I want to test the hierarchical clustering with "centroid" and "median" methods. I have the following R code:
library(dendextend)
iris <- datasets::iris
iris2 <- iris[,-5]
species_labels <- iris[,5]
d_iris <- dist(iris2)
hc_iris <- hclust(d_iris, method = "centroid")
dend <- as.dendrogram(hc_iris)
dend <- color_branches(dend, k=3)
plot(dend,
main = "Clustered Iris data set
(the labels give the true flower species)",
horiz = TRUE, nodePar = list(cex = .007))
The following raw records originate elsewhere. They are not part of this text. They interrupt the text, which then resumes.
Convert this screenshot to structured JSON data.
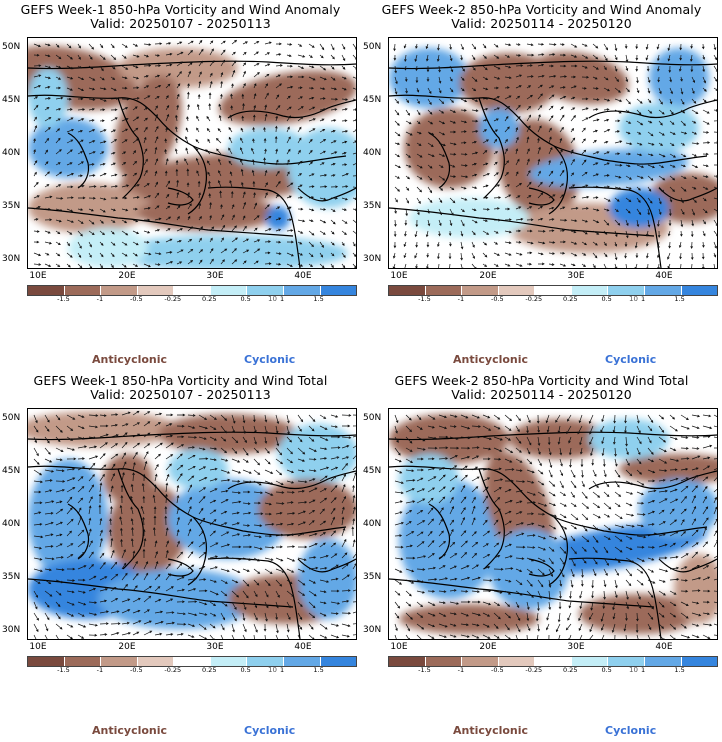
{
  "colors": {
    "strong_anticyclonic": "#7a4a3e",
    "anticyclonic": "#9c6b5a",
    "weak_anticyclonic": "#c29a88",
    "very_weak_anticyclonic": "#e3c9bd",
    "neutral": "#ffffff",
    "very_weak_cyclonic": "#c4eef7",
    "weak_cyclonic": "#8fd0ee",
    "cyclonic": "#63a8e6",
    "strong_cyclonic": "#3585de",
    "anticyclonic_label": "#7a4a3e",
    "cyclonic_label": "#3a72d6"
  },
  "axes": {
    "lat_ticks": [
      "50N",
      "45N",
      "40N",
      "35N",
      "30N"
    ],
    "lon_ticks": [
      "10E",
      "20E",
      "30E",
      "40E"
    ]
  },
  "colorbar": {
    "labels": [
      "-1.5",
      "-1",
      "-0.5",
      "-0.25",
      "0.25",
      "0.5",
      "1",
      "1.5"
    ],
    "scale_text": "10"
  },
  "legend": {
    "anticyclonic": "Anticyclonic",
    "cyclonic": "Cyclonic"
  },
  "panels": [
    {
      "title": "GEFS Week-1 850-hPa Vorticity and Wind Anomaly",
      "valid": "Valid: 20250107 - 20250113"
    },
    {
      "title": "GEFS Week-2 850-hPa Vorticity and Wind Anomaly",
      "valid": "Valid: 20250114 - 20250120"
    },
    {
      "title": "GEFS Week-1 850-hPa Vorticity and Wind Total",
      "valid": "Valid: 20250107 - 20250113"
    },
    {
      "title": "GEFS Week-2 850-hPa Vorticity and Wind Total",
      "valid": "Valid: 20250114 - 20250120"
    }
  ]
}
The number of clusters seems to be larger than the k
in the color_branches
function.
However, if I do the cutree
directly on hc_iris
, which is the result of hierarchical clustering:
table(cutree(hc_iris, k=3), iris$Species)
I get 3 clusters, as expected:
setosa versicolor virginica
50 0 0
0 50 48
0 0 2
But if I apply the cutree
function on the dendrogram, the number of clusters is 34:
table(cutree(as.dendrogram(hc_iris), 3), iris$Species)
setosa versicolor virginica
4 0 0
3 0 0
3 0 0
6 0 0
2 0 0
3 0 0
10 0 0
5 0 0
4 0 0
1 0 0
1 0 0
2 0 0
1 0 0
3 0 0
2 0 0
0 3 0
0 27 9
0 12 0
0 2 0
0 3 0
0 1 3
0 2 0
0 0 9
0 0 3
0 0 6
0 0 2
0 0 3
0 0 3
0 0 3
0 0 2
0 0 2
0 0 2
0 0 1
0 0 2
This happens with both "centroid" and "median" methods.